Un posto al Dipartimento per gli affari di giustizia (Dag), a stretto contatto con il capo della struttura. Nelle stanze di quel ministero di via Arenula in cui ha già comandato per cinque anni, con tre partiti e sotto tre premier diversi. Ecco la nuova vita di Cosimo Maria Ferri, già giudice, consigliere del Csm, leader di corrente, deputato dem e poi di Italia viva, nel frattempo sottosegretario alla Giustizia nei governi Letta, Renzi e Gentiloni (in quota Pdl, poi Forza Italia, poi Pd). A lungo Ferri è stato potentissimo uomo-cerniera tra politica e tribunali, sfruttando i rapporti di potere cementati in entrambi gli ambienti. Ora, neanche a farlo apposta, il suo è diventato il primo caso di applicazione della nuova normativa “anti-porte girevoli“, contenuta nella riforma dell’ordinamento giudiziario voluta dall’ex Guardasigilli Marta Cartabia. Fallita la rielezione alla Camera con i renziani, infatti, il “geco” (così lo chiamavano nell’entouage di Silvio Berlusconi) ha chiesto al Csm di tornare in magistratura dopo dieci anni di fila di incarichi fuori ruolo. A quel punto però è venuto fuori un ostacolo inaspettato, o forse no: una settimana prima dell’entrata in vigore della nuova legge, Ferri aveva accettato la proclamazione a consigliere comunale di Carrara, dopo aver fallito la corsa a sindaco. Così, per questo minuscolo intervallo, la riforma gli ha “impedito” di rimettersi la toga. E lo ha “costretto” (virgolette d’obbligo) a tornare al ministero fino alla pensione, accanto a Carlo Nordio e a tutti quelli che verranno dopo di lui. Un effetto paradossale, per una legge pensata per ostacolare le carriere ibride.

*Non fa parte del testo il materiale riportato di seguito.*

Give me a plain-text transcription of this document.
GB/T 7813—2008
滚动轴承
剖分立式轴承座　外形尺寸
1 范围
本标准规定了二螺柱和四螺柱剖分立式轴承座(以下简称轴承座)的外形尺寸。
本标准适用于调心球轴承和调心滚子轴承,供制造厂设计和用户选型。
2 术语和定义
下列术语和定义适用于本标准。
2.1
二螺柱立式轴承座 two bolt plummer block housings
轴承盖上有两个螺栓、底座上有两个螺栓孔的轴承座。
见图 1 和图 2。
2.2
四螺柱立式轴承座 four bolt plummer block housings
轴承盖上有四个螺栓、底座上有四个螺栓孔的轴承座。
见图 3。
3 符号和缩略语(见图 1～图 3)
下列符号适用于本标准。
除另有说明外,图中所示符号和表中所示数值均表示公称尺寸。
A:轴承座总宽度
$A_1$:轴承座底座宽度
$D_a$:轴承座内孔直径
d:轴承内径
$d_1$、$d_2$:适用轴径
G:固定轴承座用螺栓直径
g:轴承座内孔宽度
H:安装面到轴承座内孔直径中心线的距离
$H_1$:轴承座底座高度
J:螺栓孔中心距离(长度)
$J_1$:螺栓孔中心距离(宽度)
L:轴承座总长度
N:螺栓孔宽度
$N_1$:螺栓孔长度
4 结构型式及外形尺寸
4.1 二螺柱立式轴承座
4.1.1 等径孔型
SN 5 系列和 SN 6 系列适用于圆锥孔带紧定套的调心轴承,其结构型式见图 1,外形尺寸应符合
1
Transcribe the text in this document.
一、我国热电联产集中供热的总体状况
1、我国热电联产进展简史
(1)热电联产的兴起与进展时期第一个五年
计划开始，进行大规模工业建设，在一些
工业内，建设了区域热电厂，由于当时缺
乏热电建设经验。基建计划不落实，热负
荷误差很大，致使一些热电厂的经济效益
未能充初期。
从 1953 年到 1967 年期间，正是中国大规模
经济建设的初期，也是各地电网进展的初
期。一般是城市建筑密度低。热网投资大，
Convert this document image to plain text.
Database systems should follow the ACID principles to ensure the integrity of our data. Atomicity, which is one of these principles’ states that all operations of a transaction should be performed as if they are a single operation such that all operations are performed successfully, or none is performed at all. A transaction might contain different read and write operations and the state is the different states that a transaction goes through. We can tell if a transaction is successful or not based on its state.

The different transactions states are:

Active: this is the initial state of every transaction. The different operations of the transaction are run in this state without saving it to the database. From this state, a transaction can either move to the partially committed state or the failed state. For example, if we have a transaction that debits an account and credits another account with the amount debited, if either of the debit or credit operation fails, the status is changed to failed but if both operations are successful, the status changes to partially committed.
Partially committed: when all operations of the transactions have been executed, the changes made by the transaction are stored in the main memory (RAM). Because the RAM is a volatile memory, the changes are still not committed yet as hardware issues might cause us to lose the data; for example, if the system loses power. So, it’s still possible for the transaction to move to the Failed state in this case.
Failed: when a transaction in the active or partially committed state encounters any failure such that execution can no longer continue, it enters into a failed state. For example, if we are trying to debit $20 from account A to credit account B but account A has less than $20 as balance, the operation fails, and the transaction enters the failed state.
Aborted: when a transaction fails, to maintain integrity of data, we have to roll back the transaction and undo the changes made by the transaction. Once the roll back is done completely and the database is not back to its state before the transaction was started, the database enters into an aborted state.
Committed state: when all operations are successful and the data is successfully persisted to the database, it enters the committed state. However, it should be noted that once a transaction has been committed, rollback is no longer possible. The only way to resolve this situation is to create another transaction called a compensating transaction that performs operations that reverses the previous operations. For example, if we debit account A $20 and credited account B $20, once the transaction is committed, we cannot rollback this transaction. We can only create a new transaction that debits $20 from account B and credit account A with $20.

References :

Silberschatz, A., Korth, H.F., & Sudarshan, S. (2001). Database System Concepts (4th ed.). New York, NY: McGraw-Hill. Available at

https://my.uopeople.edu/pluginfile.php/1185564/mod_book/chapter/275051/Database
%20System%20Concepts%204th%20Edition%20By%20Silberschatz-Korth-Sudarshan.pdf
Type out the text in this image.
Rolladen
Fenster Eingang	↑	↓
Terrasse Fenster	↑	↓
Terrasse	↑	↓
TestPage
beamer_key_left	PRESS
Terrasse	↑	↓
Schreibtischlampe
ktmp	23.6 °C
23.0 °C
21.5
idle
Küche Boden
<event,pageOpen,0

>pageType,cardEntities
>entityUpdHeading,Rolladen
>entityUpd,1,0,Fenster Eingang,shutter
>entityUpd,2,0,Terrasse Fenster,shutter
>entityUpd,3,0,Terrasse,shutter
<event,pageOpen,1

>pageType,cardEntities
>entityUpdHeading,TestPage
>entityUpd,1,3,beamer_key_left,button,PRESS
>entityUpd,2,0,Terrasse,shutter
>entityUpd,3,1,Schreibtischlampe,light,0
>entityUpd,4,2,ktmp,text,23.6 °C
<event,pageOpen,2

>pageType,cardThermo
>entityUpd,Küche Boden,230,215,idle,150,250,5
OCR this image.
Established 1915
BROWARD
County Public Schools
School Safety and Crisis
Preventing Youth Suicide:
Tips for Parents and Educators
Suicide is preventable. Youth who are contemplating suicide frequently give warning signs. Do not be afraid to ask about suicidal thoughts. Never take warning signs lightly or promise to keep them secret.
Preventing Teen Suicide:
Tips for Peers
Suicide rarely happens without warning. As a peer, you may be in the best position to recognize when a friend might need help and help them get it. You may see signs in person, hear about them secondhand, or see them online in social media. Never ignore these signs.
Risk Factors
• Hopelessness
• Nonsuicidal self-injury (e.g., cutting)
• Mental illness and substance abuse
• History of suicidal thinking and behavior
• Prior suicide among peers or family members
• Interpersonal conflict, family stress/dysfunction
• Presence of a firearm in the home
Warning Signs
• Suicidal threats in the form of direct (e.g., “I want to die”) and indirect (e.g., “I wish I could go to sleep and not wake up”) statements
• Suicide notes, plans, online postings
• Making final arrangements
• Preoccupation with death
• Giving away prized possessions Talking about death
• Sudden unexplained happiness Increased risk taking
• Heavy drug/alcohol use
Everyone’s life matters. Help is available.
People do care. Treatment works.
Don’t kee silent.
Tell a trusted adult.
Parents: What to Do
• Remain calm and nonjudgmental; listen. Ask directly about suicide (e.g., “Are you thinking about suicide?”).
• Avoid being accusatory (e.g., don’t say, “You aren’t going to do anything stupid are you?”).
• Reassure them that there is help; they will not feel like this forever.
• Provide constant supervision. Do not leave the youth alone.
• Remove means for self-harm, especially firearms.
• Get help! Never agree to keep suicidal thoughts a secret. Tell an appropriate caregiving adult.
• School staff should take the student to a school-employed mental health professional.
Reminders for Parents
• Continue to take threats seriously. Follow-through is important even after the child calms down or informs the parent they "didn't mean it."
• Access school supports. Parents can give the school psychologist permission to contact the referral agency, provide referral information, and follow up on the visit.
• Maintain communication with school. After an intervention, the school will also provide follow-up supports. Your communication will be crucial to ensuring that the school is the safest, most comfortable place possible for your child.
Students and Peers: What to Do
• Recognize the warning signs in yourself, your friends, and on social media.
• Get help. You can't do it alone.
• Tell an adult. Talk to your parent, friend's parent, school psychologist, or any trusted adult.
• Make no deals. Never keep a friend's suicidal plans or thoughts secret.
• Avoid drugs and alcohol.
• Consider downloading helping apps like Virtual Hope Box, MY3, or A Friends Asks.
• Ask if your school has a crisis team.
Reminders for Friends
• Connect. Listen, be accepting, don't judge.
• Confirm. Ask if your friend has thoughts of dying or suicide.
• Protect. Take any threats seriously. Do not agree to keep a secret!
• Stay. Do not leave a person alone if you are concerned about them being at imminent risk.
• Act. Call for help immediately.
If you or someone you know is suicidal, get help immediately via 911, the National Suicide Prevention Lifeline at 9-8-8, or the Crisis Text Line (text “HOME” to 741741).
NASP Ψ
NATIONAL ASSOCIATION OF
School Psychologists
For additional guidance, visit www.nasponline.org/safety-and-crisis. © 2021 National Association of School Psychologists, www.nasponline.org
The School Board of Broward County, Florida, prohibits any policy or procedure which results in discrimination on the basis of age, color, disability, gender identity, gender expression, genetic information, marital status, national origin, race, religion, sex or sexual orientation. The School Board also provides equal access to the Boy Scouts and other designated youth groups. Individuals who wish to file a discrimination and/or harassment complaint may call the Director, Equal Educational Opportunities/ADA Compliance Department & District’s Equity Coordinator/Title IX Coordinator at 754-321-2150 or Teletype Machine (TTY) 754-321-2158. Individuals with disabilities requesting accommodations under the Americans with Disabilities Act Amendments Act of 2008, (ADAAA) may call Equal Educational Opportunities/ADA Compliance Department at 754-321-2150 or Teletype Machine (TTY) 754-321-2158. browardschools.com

Trattandosi di una disciplina totalmente nuova, tuttavia, restava l’incognita sul ruolo che gli sarebbe stato assegnato: la legge, infatti, parla genericamente di un incarico “presso il ministero”. Adesso c’è la risposta: l’ex sottosegretario, conferma lui stesso al fattoquotidiano.it, dal 1° giugno ha preso servizio nell’unità di staff del capo del Dag, il sostituto procuratore generale della Cassazione Luigi Birritteri. Come Ferri, Birritteri è un magistrato in ottimi rapporti con la politica: nel 2008 il suo conterraneo Angelino Alfano (entrambi sono originari di Agrigento), nominato Guardasigilli nel quarto governo Berlusconi, lo chiama in via Arenula come vicecapo di gabinetto. Dopo qualche mese trasloca al vertice del Dog (Dipartimento dell’organizzazione giudiziaria), dove resterà anche sotto i ministri Paola Severino (governo Monti) e Annamaria Cancellieri (governo Letta). Nel 2017 diventa anche consigliere di Stato, nominato dal governo Gentiloni. Birritteri è considerato vicino a Magistratura indipendente, la corrente di cui Ferri è stato a lungo segretario: per sponsorizzare la sua nomina a segretario del Csm, inoltre, Giuseppina “Gippy” Rubinetti (attuale capo segreteria di Nordio) aveva organizzato una cena con l’ex ras delle correnti Luca Palamara (“Ti ricordi che avevamo detto facciamo una cena per Gigi?”), gli scriveva in chat.

Tra le funzioni dell’Ufficio del capo dipartimento, la struttura di supporto a Birritteri in cui Ferri ha preso servizio, rientrano compiti di grande “peso” politico per cui l’esperienza di Ferri sarà certamente preziosa: ad esempio l'”elaborazione dei programmi attuativi degli obiettivi indicati dal ministro” o la “predisposizione delle relazioni periodiche, dei rapporti e dei pareri e delle risposte alle interrogazioni parlamentari“. “Non ho indicato preferenze sull’ufficio a cui essere assegnato, nè era mio diritto farlo. Ha deciso il capo di gabinetto (Alberto Rizzo, anche lui esponente di Mi, ndr). Stimo Birritteri, ma ogni ufficio sarebbe andato bene”, dice Ferri al fatto.it. Per ora i ruoli dirigenziali gli sono preclusi, ma potrà lavorare a stretto contatto col ministro Nordio – con cui c’è stima reciproca – e, nei prossimi anni, tentare la carriera interna. “Sono un magistrato a disposizione del ministero, decideranno loro come utilizzarmi”, dice. La seconda vita del “geco” è appena cominciata.